Aqui não há gente. Aqui as pessoas traduzem-se em números, visitas e audiências.
Aqui não há realidade. Aqui as palavras desenham-se em outdoors com significados sofríveis e cuidadosamente arredondados.
Aqui não existo. Aqui sou mero escriba do que eu julgo que sou.
Nada aqui é fiel ao sentido que tem. É um logro da realidade praticado num gaveto que arrendei na internet e encenado no conluio entre a vontade de escrever, o interesse de o ler e a compulsiva voracidade das palavras.

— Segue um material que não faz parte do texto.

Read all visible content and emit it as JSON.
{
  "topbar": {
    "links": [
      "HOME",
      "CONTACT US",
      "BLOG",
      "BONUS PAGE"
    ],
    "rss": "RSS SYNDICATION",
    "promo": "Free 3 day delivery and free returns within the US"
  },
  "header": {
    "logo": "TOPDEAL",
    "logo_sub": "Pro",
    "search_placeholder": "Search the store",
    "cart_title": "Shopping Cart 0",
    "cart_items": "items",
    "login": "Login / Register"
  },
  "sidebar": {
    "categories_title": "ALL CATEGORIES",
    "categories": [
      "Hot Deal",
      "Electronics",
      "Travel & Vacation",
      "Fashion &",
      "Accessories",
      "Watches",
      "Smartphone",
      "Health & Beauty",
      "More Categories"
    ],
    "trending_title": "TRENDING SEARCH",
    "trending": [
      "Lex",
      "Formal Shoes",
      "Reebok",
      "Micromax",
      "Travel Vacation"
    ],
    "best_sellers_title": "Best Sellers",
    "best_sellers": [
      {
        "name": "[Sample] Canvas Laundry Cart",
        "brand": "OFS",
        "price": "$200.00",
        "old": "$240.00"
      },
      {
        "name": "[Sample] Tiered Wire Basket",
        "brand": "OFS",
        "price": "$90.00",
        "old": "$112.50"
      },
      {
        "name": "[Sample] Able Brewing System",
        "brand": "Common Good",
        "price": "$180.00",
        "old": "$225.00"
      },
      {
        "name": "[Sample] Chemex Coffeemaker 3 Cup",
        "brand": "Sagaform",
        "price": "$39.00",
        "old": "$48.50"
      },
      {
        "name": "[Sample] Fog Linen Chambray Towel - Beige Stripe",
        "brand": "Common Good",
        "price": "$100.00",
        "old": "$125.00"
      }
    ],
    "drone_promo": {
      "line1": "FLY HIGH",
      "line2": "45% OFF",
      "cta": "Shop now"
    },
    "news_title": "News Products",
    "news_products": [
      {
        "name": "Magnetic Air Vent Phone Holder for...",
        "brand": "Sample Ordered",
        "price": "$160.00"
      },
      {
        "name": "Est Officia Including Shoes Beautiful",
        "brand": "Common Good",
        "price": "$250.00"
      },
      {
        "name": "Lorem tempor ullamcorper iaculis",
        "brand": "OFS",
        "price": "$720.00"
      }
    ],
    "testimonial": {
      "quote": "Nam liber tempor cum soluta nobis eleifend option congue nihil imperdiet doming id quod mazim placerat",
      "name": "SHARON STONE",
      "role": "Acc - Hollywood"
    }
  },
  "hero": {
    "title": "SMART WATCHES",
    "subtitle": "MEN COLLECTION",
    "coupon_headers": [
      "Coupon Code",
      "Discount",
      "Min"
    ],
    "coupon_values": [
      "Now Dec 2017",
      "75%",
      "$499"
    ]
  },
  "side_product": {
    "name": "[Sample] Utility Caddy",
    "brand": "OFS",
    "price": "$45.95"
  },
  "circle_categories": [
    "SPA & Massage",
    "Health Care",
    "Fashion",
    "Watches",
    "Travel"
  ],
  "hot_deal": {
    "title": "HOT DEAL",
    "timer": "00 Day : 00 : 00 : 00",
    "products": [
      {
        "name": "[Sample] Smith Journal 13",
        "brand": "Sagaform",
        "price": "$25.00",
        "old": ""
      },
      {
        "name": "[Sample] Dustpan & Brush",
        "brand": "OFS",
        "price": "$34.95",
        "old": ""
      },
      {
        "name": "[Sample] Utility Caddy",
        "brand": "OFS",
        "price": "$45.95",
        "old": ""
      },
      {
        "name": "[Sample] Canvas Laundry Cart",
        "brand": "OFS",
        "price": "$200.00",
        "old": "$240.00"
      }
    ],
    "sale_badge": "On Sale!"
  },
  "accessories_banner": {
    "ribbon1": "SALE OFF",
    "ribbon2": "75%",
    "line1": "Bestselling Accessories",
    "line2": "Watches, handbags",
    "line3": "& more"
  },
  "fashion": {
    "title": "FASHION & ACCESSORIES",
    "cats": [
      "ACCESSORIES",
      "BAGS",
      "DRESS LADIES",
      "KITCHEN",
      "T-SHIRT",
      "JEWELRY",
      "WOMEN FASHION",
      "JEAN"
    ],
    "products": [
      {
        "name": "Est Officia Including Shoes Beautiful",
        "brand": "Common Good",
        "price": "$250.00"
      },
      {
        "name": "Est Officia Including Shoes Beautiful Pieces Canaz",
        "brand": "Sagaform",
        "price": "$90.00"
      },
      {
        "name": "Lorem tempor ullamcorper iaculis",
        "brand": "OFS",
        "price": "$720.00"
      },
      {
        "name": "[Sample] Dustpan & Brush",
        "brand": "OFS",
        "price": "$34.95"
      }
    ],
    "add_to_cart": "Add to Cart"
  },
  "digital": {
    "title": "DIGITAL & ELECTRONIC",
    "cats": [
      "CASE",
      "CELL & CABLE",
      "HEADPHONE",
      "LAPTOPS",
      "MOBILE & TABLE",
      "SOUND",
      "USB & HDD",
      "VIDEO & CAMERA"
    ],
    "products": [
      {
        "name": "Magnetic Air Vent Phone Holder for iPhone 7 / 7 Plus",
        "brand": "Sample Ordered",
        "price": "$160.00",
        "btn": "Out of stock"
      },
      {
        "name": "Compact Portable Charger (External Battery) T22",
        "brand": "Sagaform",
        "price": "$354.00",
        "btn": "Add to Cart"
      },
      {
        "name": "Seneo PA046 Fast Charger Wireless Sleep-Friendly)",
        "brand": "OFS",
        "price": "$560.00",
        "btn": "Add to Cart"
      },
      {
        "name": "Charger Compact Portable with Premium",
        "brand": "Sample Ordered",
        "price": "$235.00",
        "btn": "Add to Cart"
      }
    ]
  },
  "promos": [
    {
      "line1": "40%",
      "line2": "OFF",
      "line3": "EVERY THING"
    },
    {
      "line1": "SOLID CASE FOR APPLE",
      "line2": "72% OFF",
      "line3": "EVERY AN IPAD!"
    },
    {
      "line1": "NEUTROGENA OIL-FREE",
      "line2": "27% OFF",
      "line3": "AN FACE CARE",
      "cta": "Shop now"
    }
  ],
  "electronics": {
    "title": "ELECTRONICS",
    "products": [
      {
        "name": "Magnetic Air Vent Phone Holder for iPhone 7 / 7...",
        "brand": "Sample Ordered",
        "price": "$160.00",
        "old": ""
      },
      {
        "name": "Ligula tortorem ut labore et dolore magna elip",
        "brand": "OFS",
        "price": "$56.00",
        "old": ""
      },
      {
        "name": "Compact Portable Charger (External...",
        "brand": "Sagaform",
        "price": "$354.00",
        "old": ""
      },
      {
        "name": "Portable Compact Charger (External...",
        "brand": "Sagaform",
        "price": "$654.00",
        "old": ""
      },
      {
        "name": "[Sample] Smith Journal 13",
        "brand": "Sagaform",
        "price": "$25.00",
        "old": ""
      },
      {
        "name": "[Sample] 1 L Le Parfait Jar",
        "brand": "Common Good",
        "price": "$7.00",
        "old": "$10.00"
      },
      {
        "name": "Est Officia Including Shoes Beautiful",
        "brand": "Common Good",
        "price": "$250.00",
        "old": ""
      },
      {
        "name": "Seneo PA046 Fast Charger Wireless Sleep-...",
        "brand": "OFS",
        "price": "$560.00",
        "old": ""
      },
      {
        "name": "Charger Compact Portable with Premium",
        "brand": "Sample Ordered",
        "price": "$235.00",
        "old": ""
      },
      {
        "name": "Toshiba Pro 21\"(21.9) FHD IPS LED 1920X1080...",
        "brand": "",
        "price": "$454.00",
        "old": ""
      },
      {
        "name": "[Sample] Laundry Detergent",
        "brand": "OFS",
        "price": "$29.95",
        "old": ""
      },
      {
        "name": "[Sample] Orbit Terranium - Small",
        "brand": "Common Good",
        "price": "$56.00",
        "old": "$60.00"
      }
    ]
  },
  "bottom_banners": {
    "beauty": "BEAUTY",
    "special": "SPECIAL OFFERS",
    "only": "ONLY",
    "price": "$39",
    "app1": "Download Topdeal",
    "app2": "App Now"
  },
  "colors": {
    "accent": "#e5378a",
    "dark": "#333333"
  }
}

Escrevo na expectativa que convencerei alguém, para que alguém me convença que sou eu assim. Escrevo interrogações que afirmo para obter respostas que já conheço. E sigo palavreando por aqui, neste embuste de arquitectura ortográfica, de pormenores fantasiosos, de peças com que metodicamente constituo uma identidade e realidade que ignoro mas evoco ser a minha.
Poderia agora negar tudo, bastaria enumerar e trazer prova de todos os episódios que aqui se acumulam. Mas para isso teria de me consentir para além das palavras e isto deixaria de ser um logro. E nem tenho a certeza que o quisesse fazer.
Porque, convenhamos, pensar que nos podemos redesenhar, alisando pecados e enfatizando virtudes, tirando uma ruga aqui ou atenuando ali um recanto de mau temperamento, isso, isto, é um logro delicioso.